In the general scheme of things, it’s perhaps significant that after the Sony Betamax videotape debacle of decades past, this was one video format battle that Sony and the Blu-ray group were determined to win. Nevertheless, Toshiba can still point to its enormous influence in the original development of the standard DVD format and the establishment of a worldwide DVD standard without rancor or format battles, no small achievement.

Crucial to the success of any video format is the major backing of the movie studios, and Toshiba never quite garnered enough support for HD-DVD in that department. When Warner Brothers deserted the Toshiba camp in early January, followed by announcements from Blockbuster, Netflix and Wal-Mart that they would drop HD-DVD from their rentals and stock, the writing was on the wall.

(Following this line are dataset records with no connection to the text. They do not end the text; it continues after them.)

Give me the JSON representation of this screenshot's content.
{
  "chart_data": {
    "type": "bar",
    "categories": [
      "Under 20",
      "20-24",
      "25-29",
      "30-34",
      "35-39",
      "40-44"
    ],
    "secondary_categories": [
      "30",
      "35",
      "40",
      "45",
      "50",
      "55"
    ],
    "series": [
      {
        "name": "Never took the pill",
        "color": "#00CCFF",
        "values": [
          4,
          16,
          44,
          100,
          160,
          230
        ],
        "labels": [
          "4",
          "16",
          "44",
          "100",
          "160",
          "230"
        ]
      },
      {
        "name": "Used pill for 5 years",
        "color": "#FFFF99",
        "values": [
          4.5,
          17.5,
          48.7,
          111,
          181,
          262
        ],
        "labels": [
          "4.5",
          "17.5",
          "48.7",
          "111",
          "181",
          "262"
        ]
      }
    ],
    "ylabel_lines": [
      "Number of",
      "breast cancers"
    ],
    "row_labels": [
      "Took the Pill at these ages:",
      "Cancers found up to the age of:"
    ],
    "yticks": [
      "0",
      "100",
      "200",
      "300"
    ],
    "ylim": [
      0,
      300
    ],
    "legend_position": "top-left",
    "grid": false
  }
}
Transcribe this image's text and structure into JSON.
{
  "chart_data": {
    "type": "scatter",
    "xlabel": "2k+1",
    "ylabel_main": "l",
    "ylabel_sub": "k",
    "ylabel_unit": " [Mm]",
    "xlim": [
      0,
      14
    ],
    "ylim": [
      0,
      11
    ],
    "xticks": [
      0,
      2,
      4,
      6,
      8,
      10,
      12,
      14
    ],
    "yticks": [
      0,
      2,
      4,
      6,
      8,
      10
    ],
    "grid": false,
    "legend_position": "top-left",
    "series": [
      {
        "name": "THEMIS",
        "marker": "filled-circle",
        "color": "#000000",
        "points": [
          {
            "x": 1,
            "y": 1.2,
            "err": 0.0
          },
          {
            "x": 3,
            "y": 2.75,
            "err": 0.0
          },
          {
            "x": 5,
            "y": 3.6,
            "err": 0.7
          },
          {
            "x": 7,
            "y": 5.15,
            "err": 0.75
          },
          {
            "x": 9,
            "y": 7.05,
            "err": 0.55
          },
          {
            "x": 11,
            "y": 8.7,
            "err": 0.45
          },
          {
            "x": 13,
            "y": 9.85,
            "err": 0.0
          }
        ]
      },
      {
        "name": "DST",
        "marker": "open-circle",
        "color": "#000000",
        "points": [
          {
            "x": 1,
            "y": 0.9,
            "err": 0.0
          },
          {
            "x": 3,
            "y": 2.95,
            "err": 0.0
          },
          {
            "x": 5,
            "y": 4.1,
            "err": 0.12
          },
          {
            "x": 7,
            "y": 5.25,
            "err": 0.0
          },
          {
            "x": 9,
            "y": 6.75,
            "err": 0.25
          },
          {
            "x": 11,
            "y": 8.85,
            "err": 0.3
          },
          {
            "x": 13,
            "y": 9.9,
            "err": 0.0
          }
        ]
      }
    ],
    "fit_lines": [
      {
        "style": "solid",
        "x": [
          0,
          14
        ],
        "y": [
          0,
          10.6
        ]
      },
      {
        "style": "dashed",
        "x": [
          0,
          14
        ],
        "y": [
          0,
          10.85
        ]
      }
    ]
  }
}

On the bright side, the end of this annoying conflict will let all those consumers who’ve just bought Hi-Def TV displays and have been reluctant to get a companion high-definition disc player for fear of picking the “loser” in the format war go out into the marketplace and upgrade from standard DVD to a high-definition disc format (Blu-ray) worthy of their 1080p or 720p displays. On a side note, millions of DVD viewers are entirely happy with standard DVD playback, and up-converting DVD players have become very good and very inexpensive. Still, as good as up-scaled and up-converted DVDs can look, it’s not true HD, and I expect that in a year or so when Blu-ray player prices begin to drop into the $200 range, there will be a huge worldwide market. Sony’s inclusion of the Blu-ray player drive in its Playstation3 (and its reduction of PS3 prices) has already helped increase the popularity of the Blu-ray format. For many enthusiasts, even those who aren’t gamers, the PS3 Blu-ray player is still the one to beat: it loads and displays Blu-ray discs much faster than any standalone Blu-ray player and has HDMI 1.3 compatibility, able to decode or stream most of the new lossless high-resolution audio formats over its HDMI 1.3 connections in either PCM or bitstream form.